With growing calls to go greener due to the current climate crisis, Brits are being encouraged to make their lifestyle as green as possible where they can. With nearly nine in ten Brits (88%) saying they are environmentally conscious, this call to action is simple to act upon, even when dining out this holiday season. Most of us (81%) consider the environmental impact when we make purchases and lifestyle choices. Including the selection of our favourite tipple.
Even though a high percentage of the public say they are environmentally conscious, a new survey commissioned by wine preservation experts Bermar, found that only 37% of the nation are conscious of making sustainable drink choices.
However, some cities and regions are well ahead of the UK average, with Walsall, being home to the most eco-conscious drinkers in the UK, where 78% of those surveyed said they select beverages they believe are better for the environment.
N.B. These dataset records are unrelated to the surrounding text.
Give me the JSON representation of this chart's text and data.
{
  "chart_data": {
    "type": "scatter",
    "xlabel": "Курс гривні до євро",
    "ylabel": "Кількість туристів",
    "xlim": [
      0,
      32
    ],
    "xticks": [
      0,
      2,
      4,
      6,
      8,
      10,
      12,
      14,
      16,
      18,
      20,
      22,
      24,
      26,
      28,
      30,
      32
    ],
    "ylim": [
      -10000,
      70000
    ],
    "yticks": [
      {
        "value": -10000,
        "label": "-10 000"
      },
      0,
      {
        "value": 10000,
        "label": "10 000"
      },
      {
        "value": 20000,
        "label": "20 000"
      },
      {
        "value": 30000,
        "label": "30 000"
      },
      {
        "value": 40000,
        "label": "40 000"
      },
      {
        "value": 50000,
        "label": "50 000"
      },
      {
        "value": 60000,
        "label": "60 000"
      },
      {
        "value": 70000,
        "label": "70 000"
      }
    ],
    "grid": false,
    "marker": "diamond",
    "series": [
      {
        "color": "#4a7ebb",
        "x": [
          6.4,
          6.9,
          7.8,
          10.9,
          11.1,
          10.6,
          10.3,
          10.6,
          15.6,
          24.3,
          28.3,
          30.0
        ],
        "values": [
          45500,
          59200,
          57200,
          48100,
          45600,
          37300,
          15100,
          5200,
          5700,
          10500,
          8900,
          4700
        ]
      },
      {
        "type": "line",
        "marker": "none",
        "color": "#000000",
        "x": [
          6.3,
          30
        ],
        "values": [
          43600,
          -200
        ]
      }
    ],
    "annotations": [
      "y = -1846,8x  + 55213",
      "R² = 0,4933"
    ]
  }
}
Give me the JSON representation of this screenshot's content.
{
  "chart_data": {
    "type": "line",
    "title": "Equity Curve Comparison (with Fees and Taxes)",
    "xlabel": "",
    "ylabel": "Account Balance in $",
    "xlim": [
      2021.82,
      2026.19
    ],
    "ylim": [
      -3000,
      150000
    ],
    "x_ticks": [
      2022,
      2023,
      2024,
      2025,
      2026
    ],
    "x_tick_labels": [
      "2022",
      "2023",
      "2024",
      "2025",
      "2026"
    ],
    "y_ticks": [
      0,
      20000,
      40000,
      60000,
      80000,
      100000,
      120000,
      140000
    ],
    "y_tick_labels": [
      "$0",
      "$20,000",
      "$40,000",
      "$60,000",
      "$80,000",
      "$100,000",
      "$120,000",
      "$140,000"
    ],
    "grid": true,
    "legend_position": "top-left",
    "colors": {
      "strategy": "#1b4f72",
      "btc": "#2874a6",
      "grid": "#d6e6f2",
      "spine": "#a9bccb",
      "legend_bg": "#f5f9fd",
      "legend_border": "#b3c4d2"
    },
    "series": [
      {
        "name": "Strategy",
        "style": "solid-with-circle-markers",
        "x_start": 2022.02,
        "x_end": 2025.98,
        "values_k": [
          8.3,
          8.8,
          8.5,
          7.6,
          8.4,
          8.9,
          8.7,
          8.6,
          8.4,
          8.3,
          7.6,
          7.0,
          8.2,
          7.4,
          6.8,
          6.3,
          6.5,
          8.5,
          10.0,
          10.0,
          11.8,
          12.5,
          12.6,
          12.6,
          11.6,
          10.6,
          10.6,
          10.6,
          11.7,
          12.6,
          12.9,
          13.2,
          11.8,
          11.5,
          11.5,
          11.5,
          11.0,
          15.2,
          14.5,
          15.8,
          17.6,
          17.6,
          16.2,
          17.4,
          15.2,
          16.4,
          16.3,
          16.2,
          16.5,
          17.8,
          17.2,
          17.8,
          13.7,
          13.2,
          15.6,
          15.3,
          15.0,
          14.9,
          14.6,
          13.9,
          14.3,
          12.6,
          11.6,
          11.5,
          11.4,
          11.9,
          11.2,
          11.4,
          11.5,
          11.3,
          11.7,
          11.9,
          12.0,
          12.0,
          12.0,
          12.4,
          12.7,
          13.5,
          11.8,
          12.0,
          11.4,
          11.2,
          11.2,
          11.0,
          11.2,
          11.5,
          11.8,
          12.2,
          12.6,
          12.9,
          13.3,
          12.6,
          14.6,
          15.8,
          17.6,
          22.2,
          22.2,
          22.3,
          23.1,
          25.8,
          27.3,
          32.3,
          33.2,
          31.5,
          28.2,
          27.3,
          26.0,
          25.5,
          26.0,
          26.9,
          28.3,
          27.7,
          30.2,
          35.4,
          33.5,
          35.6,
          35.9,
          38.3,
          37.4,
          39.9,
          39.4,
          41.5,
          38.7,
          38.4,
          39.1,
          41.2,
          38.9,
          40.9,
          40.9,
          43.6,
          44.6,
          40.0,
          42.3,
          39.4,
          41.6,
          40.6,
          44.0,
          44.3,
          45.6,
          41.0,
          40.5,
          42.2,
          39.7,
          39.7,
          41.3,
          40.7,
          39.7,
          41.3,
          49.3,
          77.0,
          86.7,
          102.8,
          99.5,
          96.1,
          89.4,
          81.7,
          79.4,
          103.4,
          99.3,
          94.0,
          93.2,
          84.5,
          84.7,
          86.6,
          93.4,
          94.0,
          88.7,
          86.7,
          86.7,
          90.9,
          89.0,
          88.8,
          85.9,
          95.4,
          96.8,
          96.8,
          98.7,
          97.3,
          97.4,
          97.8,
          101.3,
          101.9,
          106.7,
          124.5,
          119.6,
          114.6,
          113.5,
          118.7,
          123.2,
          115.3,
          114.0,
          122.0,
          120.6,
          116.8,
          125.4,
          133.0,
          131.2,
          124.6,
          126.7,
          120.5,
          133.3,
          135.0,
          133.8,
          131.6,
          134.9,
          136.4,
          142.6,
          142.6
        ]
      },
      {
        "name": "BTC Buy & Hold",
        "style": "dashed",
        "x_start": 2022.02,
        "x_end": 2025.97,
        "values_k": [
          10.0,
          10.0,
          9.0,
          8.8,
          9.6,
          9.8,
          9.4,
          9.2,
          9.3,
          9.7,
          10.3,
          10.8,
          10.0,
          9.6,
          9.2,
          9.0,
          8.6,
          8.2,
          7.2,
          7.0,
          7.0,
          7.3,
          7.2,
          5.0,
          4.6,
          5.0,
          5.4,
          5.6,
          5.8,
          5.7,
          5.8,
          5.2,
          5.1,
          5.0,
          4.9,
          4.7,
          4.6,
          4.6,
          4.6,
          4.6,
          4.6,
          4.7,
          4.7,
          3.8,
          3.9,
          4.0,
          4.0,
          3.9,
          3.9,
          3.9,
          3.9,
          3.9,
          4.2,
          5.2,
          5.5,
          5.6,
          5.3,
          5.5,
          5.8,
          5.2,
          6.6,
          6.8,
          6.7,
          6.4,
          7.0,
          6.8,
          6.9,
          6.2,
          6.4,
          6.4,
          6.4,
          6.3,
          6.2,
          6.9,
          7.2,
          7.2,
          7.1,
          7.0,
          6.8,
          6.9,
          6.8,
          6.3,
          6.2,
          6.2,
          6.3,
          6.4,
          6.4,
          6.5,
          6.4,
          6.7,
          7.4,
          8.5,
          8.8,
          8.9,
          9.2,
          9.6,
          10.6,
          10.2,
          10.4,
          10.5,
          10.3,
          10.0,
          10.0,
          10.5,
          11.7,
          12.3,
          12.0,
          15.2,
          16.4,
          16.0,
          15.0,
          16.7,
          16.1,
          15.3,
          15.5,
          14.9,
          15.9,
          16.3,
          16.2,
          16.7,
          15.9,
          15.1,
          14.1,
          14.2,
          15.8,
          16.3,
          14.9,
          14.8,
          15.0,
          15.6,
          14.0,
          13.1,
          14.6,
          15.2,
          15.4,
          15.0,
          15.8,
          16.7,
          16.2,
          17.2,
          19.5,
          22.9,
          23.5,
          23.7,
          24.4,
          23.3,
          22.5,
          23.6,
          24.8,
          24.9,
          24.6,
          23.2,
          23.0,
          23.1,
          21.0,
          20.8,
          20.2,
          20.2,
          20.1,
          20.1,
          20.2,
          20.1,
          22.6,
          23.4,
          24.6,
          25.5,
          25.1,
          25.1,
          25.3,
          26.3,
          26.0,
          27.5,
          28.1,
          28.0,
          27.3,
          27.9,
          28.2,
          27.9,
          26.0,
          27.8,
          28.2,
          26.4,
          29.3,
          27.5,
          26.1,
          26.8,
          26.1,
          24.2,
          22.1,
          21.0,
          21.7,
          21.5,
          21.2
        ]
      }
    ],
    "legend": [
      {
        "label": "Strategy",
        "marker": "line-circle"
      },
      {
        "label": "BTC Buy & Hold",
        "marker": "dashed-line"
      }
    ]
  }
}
The top ten most eco-conscious drinking cities are:
1. Walsall 78%
2. Leicester 50% and York 50%
3. Newcastle 48%
4. Coventry 47%
5. London 47%
6. Wrexham 46%
7. Cambridge 46%
8. Blackpool 45%
9. Northampton 45%
10. Birmingham 44%
This is also great news for venues as the survey demonstrates Brits also prefer to spend in venues that are conscious of their carbon footprint. More than four in ten (41%) of the UK public said they would be positively influenced if a drinks menu outlined how a venue is reducing their environmental impact. Over a third (38%) said they would choose a bar that was more environmentally conscious and three in ten (31%) would be inclined to spend more at a “greener” venue.
Tom Berresford, Managing Director at Bermar, says: “I would advise consumers seeking a greener service to take a look at menus. Do they highlight venues’ policies, or draw your attention to information regarding what they are doing to deliver a more sustainable service?
Don’t be afraid to ask a venue how they look after their wine. For example, what do they do to prevent wastage?
With a carbon footprint of around 1.2kg per bottle, it is evident we really need to consider and analyse not just the product, but the way it is served and cared for. If a sustainable service is requested by the masses, and the public vote with their feet, venues will need to think carefully about how to deliver this.”